Dietro questa storia c’è un’organizzazione consolidata. L’Italia è ai primi posti del sistema trapiantologico europeo. Per il 2016 si prevede l’aumento di interventi con organi prelevati da persone decedute, 300-350 in più rispetto al 2015, la crescita più significativa degli ultimi 10 anni.
Come si spiega la ripresa? Nella maggior parte delle rianimazioni sono presenti medici che si occupano del rapporto con le famiglie dei pazienti. Ma molto ha contato il nuovo strumento per esprimere la propria volontà in vita. Al momento del rilascio della carta di identità, o al rinnovo, il funzionario chiede il consenso o il diniego alla donazione. Il 90% di chi accetta di mettere nero su bianco la propria scelta dichiara il «sì». Nel caso manchi una dichiarazione scritta, sono le famiglie a decidere per il loro caro prossimo alla morte cerebrale. Circa 1.400 Comuni, tra i quali Roma, Milano, Bologna, Perugia e Cagliari, sono già partiti per offrire agli sportelli questa procedura. Oggi l’opinione pubblica è consapevole del problema.

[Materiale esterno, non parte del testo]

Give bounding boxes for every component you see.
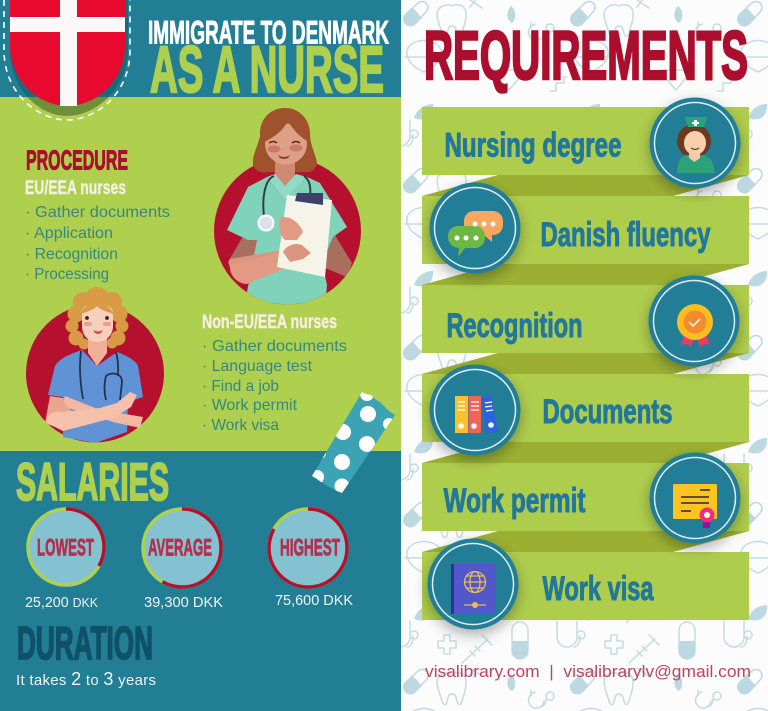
chart: highest salary ring: HIGHEST — [280, 534, 340, 562]
value: average salary: 39,300 DKK — [144, 594, 223, 611]
heading: procedure: PROCEDURE — [26, 144, 128, 176]
panel: procedure — [0, 97, 401, 451]
value: highest salary: 75,600 DKK — [275, 592, 353, 609]
page background pattern — [401, 0, 768, 711]
icon: speech bubbles — [430, 182, 520, 274]
text block: non-EU/EEA steps: · Find a job — [202, 378, 279, 395]
text block: non-EU/EEA steps: · Gather documents — [202, 338, 347, 355]
chart: average salary ring — [143, 509, 221, 587]
label: nursing degree: Nursing degree — [444, 126, 622, 164]
text block: non-EU/EEA steps: · Work permit — [202, 397, 298, 414]
illustration: nurse with crossed arms — [26, 287, 164, 443]
icon: nurse badge — [650, 98, 740, 188]
label: recognition: Recognition — [446, 307, 582, 345]
heading: non-EU/EEA nurses: Non-EU/EEA nurses — [202, 312, 337, 333]
value: lowest salary: 25,200 DKK — [25, 594, 98, 611]
chart: highest salary ring — [269, 509, 347, 587]
text block: non-EU/EEA steps: · Work visa — [202, 417, 279, 434]
panel: header band — [0, 0, 401, 97]
chart: lowest salary ring: LOWEST — [37, 534, 94, 562]
text block: non-EU/EEA steps — [202, 338, 347, 434]
heading: EU/EEA nurses: EU/EEA nurses — [25, 178, 126, 199]
icon: medal — [648, 276, 740, 366]
panel: salaries and duration — [0, 451, 401, 711]
text block: EU/EEA steps: · Gather documents — [25, 204, 170, 221]
icon: passport — [428, 538, 518, 630]
illustration: nurse with clipboard — [214, 108, 361, 310]
title: AS A NURSE — [150, 32, 384, 106]
chart: lowest salary ring — [28, 509, 104, 585]
title — [148, 14, 389, 106]
icon: binders — [430, 364, 520, 456]
heading: salaries: SALARIES — [16, 453, 169, 512]
text block: EU/EEA steps: · Processing — [25, 266, 109, 283]
label: work visa: Work visa — [542, 570, 654, 608]
heading: duration: DURATION — [17, 617, 153, 669]
label: documents: Documents — [542, 393, 672, 431]
chart: average salary ring: AVERAGE — [148, 534, 212, 562]
text: duration detail: It takes 2 to 3 years — [16, 669, 156, 689]
icon: certificate — [650, 452, 740, 544]
footer contact line: visalibrary.com | visalibrarylv@gmail.com — [425, 663, 751, 681]
text block: non-EU/EEA steps: · Language test — [202, 358, 313, 375]
panel: requirement ribbon — [422, 107, 749, 620]
decoration: polka dot tape — [312, 392, 395, 493]
icon: Danish flag shield — [4, 0, 130, 120]
title: IMMIGRATE TO DENMARK — [148, 14, 389, 50]
text block: EU/EEA steps — [25, 204, 170, 283]
label: work permit: Work permit — [444, 482, 586, 520]
text block: EU/EEA steps: · Application — [25, 225, 113, 242]
text block: EU/EEA steps: · Recognition — [25, 246, 118, 263]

I trapianti da vivente lo scorso anno sono stati 306. Confermata la maggiore generosità delle donne rispetto agli uomini. In un caso su tre a privarsi del rene sono la moglie per il marito o la mamma per il figlio. I samaritani sono visti favorevolmente dai comitati di bioetica, anche all’estero. Dove però non sono sempre buoni e disinteressati. Se non viene fatta un’attenta valutazione del singolo offerente di parti del proprio corpo, c’è il rischio di avallare comportamenti di esibizionismo, come è successo in Germania.